17.2.2 Mediation: Proceed to mediation by a mutually agreed-upon mediator if direct communication fails.
17.2.3 Legal Action: Consider legal action only as a last resort if mediation doesn't resolve the dispute.
17.3 Each Party bears their own costs for the Dispute Resolution Process, except for mediation fees, which are shared equally unless otherwise agreed.
18. Data Protection and Privacy
18.1 The Supplier agrees to comply with all relevant data protection laws and regulations applicable in Tasmania, including but not limited to the Privacy Act 1988 (Cth) and the Australian Privacy Principles (APPs).
18.2 Personal information of the Client and event attendees will only be collected, used, and disclosed by the Supplier for the purpose of delivering the agreed services and as mandated by law.
18.3 The Supplier will employ reasonable measures to ensure the security and confidentiality of personal information gathered during service provision.
19. Intellectual Property Rights
19.1 All intellectual property rights, including but not limited to trademarks, logos, designs, and creative materials provided by the Supplier, shall remain the property of the Supplier.
19.2 The Client agrees not to use, reproduce, or distribute any intellectual property of the Supplier without prior written consent.
19.3 Any intellectual property created or developed specifically for the Client's event, such as custom cocktail recipes or branded materials, shall be jointly owned by both Parties unless otherwise agreed in writing.
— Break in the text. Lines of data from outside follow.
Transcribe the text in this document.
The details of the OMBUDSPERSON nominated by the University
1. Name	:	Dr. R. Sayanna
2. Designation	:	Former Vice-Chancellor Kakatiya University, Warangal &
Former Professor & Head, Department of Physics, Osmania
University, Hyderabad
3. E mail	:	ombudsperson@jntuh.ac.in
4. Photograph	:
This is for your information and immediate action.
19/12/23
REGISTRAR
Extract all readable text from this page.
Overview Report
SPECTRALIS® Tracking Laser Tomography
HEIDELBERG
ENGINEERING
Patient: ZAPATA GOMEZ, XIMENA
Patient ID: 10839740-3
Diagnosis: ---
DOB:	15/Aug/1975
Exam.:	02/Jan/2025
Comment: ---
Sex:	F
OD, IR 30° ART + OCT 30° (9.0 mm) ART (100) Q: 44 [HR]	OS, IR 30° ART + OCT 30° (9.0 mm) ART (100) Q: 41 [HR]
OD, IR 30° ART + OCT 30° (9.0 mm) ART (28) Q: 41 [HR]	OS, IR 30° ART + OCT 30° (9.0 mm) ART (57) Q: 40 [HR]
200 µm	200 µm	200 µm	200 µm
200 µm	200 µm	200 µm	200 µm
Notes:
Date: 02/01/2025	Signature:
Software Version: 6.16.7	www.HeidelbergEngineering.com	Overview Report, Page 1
Both Parties shall have non-exclusive rights to use such intellectual property for promotional or business purposes related to the Event.
20. Industry Regulations and Standards
20.1 The Supplier acknowledges and agrees to comply with all relevant industry regulations and standards related to mobile bar services in Tasmania, including but not limited to:
Responsible Service of Alcohol (RSA) guidelines and training requirements.
Food safety standards and hygiene practices as per local health regulations.
Licensing requirements for alcohol service at events.
20.2 The Supplier shall ensure that all staff involved in providing mobile bar services are adequately trained and certified in RSA and adhere to professional conduct standards during events.
21. Governing Law and Jurisdiction
21.1 This Agreement shall be governed by and construed in accordance with the laws of Tasmania, Australia.
21.2 Any legal actions or proceedings arising out of or in connection with this Agreement shall be brought exclusively in the courts of Tasmania, Australia.
22. Liability
22.1 The Supplier does not carry liability insurance covering damages, accidents, or injuries caused by the Supplier's staff during the Event.
22.2 The Client agrees to indemnify and hold harmless the Supplier and/or its staff from any claims arising from the Event, except for claims due to the Supplier's and/or its staff negligence.
22.3 The Client acknowledges that they are responsible for any damages or injuries caused by guests or third parties during the Event.
22.4 The Supplier is not liable for any indirect, incidental, consequential, or punitive damages arising from or related to the services provided.